Did you know that losing weight causes a disproportional reduction in visceral fat? Whenever we lose 5% of our body weight, visceral fat is reduced by 9%. When we achieve 16% body weight loss, visceral fat is reduced by 30%. Has anyone told you that you have underlying fatty liver? Well, with 16% body weight loss, 65% of liver fat is cleared. Whoa.
Let’s look at diabetes. Among patients with impaired glucose tolerance (risk for future diabetes), 10% body weight loss can eliminate the progression to Type 2 Diabetes all together. Among patients with Type 2 Diabetes, 15% body weight loss can produce diabetes remission without the need for medications.

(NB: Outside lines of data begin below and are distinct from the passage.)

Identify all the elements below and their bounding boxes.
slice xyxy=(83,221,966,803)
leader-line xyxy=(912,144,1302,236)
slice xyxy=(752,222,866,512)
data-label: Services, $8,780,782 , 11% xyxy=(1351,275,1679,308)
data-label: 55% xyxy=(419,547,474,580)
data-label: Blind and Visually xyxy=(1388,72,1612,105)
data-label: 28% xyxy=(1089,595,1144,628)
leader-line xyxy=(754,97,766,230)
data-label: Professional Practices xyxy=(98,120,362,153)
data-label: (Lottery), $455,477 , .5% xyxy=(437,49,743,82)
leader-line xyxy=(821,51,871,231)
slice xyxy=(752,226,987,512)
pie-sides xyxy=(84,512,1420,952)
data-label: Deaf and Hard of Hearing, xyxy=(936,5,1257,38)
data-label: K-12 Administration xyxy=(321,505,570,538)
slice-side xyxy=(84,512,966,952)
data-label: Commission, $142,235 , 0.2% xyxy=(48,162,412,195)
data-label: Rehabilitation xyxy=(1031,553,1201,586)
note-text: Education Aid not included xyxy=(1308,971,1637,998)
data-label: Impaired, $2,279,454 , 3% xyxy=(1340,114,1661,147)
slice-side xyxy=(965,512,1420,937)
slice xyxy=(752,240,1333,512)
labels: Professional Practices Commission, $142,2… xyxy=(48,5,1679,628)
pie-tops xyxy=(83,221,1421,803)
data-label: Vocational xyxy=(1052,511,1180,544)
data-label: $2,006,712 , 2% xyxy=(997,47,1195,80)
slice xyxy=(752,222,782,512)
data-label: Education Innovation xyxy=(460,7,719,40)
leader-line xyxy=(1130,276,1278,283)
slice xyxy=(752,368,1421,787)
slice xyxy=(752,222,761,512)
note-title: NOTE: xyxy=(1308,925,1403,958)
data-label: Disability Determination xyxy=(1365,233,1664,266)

When it comes to cardiovascular risk factors, it takes just 5% body weight loss to see improvements in cholesterol as well as blood pressure. Bringing down inflammatory markers such as C-reactive protein does require weight loss of 10 to 15% body weight.
Among patients with obstructive sleep apnea, 10% body weight loss will lead to a reduction in the number of times someone has low oxygen overnight.
Among patients with knee osteoarthritis, did you know that each pound of weight lost can result in a four-fold reduction in the load of weight exerted on the knee with each step?
Is all this talk about precents making things confusing to evaluate your health goals? It shouldn’t, but we need to reframe what is realistic and unrealistic in terms of weight loss goals.
Diet culture has us duped believing that what’s important is the number of pounds we can lose in a week or a month. For example, “lose 2 pounds each week”, or “lose 30 lbs in 6 months”. Depending on someone starting weight, genetics, and biological factors, this can either be realistic or very unrealistic.
Rather, it’s best to think in percent body weight loss and set goals that are achievable at 3, 6 and 12 months. A good goal for example is 5% body weight loss at 3 months. At six months, 10% body weight loss is realistic gaol. At 12 months, 15% body weight loss is realistic. For someone who weighs 200 lb, this looks like 10 lb at 3 months, 20 lb at 6 months and 30 lb at 12 months.